Hart poses some intriguing questions in the afterword, amidst recounting the fates of the various actors (most of them saw few consequences). He asks: what would have happened if McCarthyism had been targeted against former Nazi sympathizers? Would as many lives have been ruined as during the Red Scare, perhaps for a more deserving reason? He also recounts the Sedition Trial of 1944, where prominent Nazi sympathizers, including some of those recounted, were given a mistrial in the face of a weak government case pursuing conspiracy. Despite this, the Roosevelt Administration did see some success going after domestic enemies, as seen above; often through creative sidesteps to the first amendment. that might be looked at askance if they weren’t deployed against those trying to overthrow the government. Meanwhile, Hart also recounts how prosecutor O. John Rogge investigated corporate profiteering in Germany after the war, and compiled a report on prominent individuals who had supported or benefited from the Nazi regime. He was sacked by the government, on Truman's request on behalf of his friend Burton Wheeler; but was able to publicize his report eventually, and made a career as a civil liberties lawyer.
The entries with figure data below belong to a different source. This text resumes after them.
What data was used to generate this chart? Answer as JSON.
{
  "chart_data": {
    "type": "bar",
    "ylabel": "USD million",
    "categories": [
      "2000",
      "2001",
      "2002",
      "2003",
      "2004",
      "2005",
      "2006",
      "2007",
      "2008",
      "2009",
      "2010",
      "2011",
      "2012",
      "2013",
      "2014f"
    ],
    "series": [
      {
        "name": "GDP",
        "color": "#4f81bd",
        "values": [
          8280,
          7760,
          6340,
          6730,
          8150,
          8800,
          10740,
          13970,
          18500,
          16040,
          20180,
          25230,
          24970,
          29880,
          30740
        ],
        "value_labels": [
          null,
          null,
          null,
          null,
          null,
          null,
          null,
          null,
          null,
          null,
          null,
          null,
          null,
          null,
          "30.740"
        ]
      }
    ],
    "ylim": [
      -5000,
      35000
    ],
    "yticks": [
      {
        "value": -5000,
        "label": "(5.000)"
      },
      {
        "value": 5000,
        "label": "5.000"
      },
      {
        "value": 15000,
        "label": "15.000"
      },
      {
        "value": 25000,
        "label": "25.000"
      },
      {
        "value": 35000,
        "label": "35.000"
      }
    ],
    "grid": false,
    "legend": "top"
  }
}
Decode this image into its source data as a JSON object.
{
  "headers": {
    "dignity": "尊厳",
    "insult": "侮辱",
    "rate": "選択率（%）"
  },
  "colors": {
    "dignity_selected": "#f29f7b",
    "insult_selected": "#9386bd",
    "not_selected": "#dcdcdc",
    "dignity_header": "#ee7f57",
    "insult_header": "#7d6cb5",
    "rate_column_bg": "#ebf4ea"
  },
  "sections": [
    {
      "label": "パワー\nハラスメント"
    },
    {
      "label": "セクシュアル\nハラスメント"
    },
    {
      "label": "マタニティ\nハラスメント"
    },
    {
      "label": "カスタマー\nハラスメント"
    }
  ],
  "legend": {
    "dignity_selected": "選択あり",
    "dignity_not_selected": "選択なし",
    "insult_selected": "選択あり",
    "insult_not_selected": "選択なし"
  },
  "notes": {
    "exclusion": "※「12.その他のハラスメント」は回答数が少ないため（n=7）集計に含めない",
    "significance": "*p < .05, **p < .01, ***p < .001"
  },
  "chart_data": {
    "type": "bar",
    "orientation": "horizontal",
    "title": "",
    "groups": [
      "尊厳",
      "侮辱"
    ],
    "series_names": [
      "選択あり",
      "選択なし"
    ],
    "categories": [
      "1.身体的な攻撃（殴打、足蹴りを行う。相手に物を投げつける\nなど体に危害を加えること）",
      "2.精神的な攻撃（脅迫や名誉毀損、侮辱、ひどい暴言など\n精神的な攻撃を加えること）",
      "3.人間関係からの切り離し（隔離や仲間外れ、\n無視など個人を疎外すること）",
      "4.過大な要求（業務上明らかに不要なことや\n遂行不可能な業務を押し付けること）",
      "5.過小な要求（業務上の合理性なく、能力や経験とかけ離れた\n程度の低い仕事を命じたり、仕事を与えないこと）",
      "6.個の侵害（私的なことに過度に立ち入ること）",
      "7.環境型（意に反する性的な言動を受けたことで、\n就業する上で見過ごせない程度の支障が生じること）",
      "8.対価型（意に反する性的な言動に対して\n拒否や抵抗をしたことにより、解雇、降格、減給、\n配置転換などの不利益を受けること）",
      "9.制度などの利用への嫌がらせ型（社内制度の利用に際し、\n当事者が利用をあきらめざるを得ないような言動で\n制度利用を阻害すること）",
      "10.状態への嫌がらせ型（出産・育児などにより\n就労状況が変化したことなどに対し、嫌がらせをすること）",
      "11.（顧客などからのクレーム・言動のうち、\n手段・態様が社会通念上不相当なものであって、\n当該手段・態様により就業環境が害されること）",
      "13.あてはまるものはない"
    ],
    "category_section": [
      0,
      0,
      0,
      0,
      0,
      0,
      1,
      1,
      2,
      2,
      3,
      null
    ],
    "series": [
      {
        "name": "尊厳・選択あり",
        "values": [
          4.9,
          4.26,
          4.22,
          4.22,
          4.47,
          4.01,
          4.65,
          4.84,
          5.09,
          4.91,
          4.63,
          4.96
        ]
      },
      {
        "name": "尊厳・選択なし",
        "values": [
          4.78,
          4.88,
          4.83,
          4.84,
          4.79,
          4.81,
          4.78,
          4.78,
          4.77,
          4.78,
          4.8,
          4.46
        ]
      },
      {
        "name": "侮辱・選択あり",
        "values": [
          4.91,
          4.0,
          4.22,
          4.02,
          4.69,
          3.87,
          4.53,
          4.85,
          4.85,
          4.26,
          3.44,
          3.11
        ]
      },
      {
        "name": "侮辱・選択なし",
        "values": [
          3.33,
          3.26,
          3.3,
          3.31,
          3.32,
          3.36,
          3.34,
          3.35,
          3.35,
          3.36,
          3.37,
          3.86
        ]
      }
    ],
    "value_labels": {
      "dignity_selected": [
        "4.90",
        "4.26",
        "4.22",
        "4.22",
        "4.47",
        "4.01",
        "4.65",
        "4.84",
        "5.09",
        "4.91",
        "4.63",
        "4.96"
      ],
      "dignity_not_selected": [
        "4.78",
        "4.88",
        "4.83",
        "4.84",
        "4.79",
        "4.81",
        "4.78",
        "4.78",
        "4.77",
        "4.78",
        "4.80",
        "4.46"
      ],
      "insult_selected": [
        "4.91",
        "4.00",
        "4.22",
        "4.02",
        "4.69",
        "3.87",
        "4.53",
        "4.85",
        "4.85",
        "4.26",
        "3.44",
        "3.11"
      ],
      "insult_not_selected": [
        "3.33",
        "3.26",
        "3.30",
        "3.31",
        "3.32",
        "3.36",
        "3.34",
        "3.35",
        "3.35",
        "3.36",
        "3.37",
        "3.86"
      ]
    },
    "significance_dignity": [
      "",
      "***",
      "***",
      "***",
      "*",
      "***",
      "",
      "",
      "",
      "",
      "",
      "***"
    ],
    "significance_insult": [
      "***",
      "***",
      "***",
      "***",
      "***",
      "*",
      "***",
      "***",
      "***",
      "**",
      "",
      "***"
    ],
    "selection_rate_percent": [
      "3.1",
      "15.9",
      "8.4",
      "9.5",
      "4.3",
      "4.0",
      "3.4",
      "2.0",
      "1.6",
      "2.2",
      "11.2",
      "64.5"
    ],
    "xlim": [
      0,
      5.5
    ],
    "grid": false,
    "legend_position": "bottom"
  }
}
The other theme that came up throughout this 2018 book was comparisons to the world of Trump, from the notes on FARA, which snared Michael Flynn, to the courage of Republican leaders in 1936 for opposing Winrod, and many other points of comparison. The similarities between the two are, of course, not flattering to the modern parties concerned. The main difference is the absence of a driving foreign ideology to import; the problematic ideas were homegrown in the United States.